The loonie fell against Norway’s krone, which rose against all of its 16 most-traded peers as investors sought a European alternative to the euro or franc. The Swiss currency, which gained 19 percent against the greenback this year through yesterday as risk appetite ebbed, tumbled after the nation’s central bank imposed an exchange-rate ceiling.
“There’s a lot of negative sentiment coming out of the euro zone, and people are looking for safety,” Rahim Madhavji, president of Knightsbridge Foreign Exchange Inc., said in a telephone interview from Toronto. “The risk-off trade is back.”
The Canadian currency weakened 0.6 percent to 5.4615 krone. It gained 0.7 percent to C$1.3866 per euro, strengthened 1.2 percent to 81.49 cents per New Zealand dollar and climbed 9.6 percent to C$1.1486 to the franc.
The Institute for Supply Management’s index of U.S. non- manufacturing businesses increased to 53.3 in August from 52.7 a month earlier. A reading above 50 signals expansion. The median estimate in a Bloomberg News survey was for a decline to 51.
“Investors are trying to assess the extent of the decline in the U.S. economy and see whether it’s going to be able to muddle through,” Knightsbridge’s Madhavji said.
Stocks fell, with the Standard & Poor’s 500 Index dropping as much as 2.9 percent before trading down 0.7 percent. Canada’s benchmark S&P/TSX Composite Index also declined 0.7 percent.
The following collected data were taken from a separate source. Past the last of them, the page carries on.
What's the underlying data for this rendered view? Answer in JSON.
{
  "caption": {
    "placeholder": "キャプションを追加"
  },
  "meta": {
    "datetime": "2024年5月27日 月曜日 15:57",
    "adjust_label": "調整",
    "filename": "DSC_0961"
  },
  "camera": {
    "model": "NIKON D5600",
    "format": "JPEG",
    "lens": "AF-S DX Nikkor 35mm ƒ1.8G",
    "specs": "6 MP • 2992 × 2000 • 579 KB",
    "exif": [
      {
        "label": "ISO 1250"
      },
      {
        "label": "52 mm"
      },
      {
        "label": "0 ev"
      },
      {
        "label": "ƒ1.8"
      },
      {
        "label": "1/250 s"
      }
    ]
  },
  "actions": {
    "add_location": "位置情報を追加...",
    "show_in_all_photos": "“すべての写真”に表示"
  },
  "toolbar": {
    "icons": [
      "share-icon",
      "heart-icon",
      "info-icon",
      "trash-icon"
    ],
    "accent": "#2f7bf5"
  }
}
Futures on crude oil, Canada’s biggest export, dropped as much as 3.8 percent to $83.20 a barrel in New York before trading little changed at $86.46. Spot gold fell 0.1 percent to $1,873.80 an ounce. Raw materials including oil and gold account for about half of Canada’s export revenue.
Bank of Canada
The loonie has weakened 3.6 percent this year, according to Bloomberg Correlation-Weighted Currency Indexes, a gauge of 10 developed-nation currencies. The greenback has dropped 4.4 percent, while the yen has gained 0.3 percent.
All 27 economists in a Bloomberg News survey expect the Bank of Canada to keep its policy rate at 1 percent tomorrow.
“The market has already guided expectations toward 50-50 on a rate cut by December,” said Jack Spitz, managing director of foreign exchange at National Bank of Canada, by phone from Toronto. “It will all be about the guidance, but with a negative GDP and a deteriorating global backdrop, one would expect Carney to take a dovish tone.”
The benchmark overnight rate has been 1 percent since September 2010. It was increased in three steps last year from a record low 0.25 percent.